Republicans looking to cut SNAP and other safety net programs have painted recipients as perpetually unemployed people who have become “dependent” on the government because it’s easier than getting a job. In fact, more than 80 percent of families receiving SNAP include a working adult. Despite the stigma, the reality is that the many low-income or part-time jobs available to these Americans simply do not pay enough to sustain a family’s survival. Most of the remainder of SNAP recipients are disabled or elderly and cannot work.
 Just a reminder:  the programs FDR put in place to help the unemployed during the '30's were not universally acknowledged as the salvation of America.  WPA was ridiculed as "We Piddle Around," because, you know, government doesn't create jobs.  The CCC wasn't honored as a valuable source of human pride and noble effort, although I enjoyed the use of a lot of buildings growing up in East Texas that bore the distinctive character of WPA and CCC projects; and that was almost 30 years after some of them were built.

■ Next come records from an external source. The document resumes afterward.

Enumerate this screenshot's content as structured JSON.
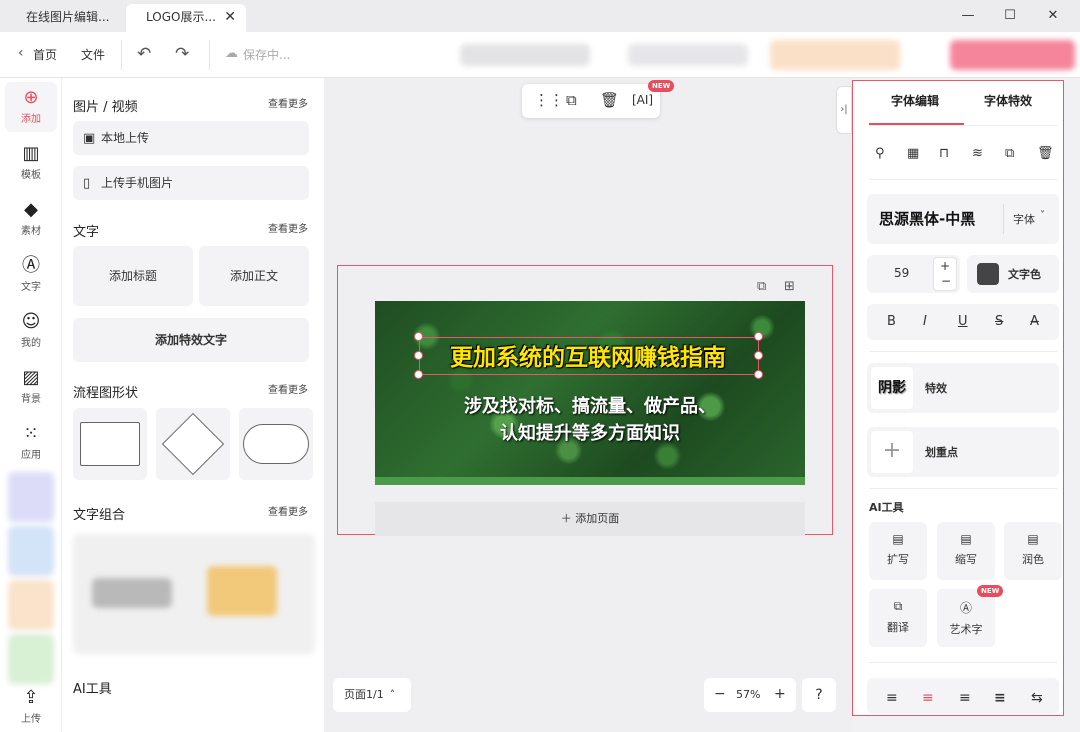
{
  "tabs": [
    {
      "label": "在线图片编辑..."
    },
    {
      "label": "LOGO展示...",
      "close": "✕"
    }
  ],
  "window_controls": {
    "minimize": "—",
    "maximize": "☐",
    "close": "✕"
  },
  "toolbar": {
    "home": "首页",
    "file": "文件",
    "save_status": "保存中..."
  },
  "rail": {
    "items": [
      {
        "label": "添加",
        "icon": "plus-circle-icon"
      },
      {
        "label": "模板",
        "icon": "template-icon"
      },
      {
        "label": "素材",
        "icon": "shapes-icon"
      },
      {
        "label": "文字",
        "icon": "text-icon"
      },
      {
        "label": "我的",
        "icon": "user-icon"
      },
      {
        "label": "背景",
        "icon": "background-icon"
      },
      {
        "label": "应用",
        "icon": "apps-icon"
      }
    ],
    "upload": "上传"
  },
  "assets": {
    "media_title": "图片 / 视频",
    "more": "查看更多",
    "local_upload": "本地上传",
    "phone_upload": "上传手机图片",
    "text_title": "文字",
    "add_heading": "添加标题",
    "add_body": "添加正文",
    "add_effect_text": "添加特效文字",
    "flow_title": "流程图形状",
    "text_combo_title": "文字组合",
    "ai_title": "AI工具"
  },
  "floatbar": {
    "new_badge": "NEW"
  },
  "canvas": {
    "title": "更加系统的互联网赚钱指南",
    "subtitle_line1": "涉及找对标、搞流量、做产品、",
    "subtitle_line2": "认知提升等多方面知识",
    "add_page": "添加页面",
    "pager": "页面1/1",
    "zoom": "57%",
    "zoom_out": "−",
    "zoom_in": "+",
    "help": "?"
  },
  "right_panel": {
    "tab_font_edit": "字体编辑",
    "tab_font_effect": "字体特效",
    "font_name": "思源黑体-中黑",
    "font_dropdown": "字体",
    "font_size": "59",
    "text_color_label": "文字色",
    "text_color": "#444444",
    "format": {
      "bold": "B",
      "italic": "I",
      "underline": "U",
      "strike": "S"
    },
    "shadow_preview": "阴影",
    "effect_label": "特效",
    "highlight_label": "划重点",
    "ai_title": "AI工具",
    "ai_tools": [
      {
        "label": "扩写"
      },
      {
        "label": "缩写"
      },
      {
        "label": "润色"
      },
      {
        "label": "翻译"
      },
      {
        "label": "艺术字"
      }
    ],
    "new_badge": "NEW"
  },
  "colors": {
    "accent": "#e94c5c",
    "title_yellow": "#ffe600"
  }
}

80 years later, some of those buildings are still functional.

So the complaint that unemployed people have become dependent on government largesse is hardly a new one.  Look to the stories from the gospels; before governments took responsibility for their citizens well-being, people wondered why anything should be done for the poor.

Which is why we will always have the poor with us.

2 comments:

  1. You know, there's nothing new here, nothing I didn't know, but it still shocks me and shames me to read of the plight of the poor in the richest country in the world.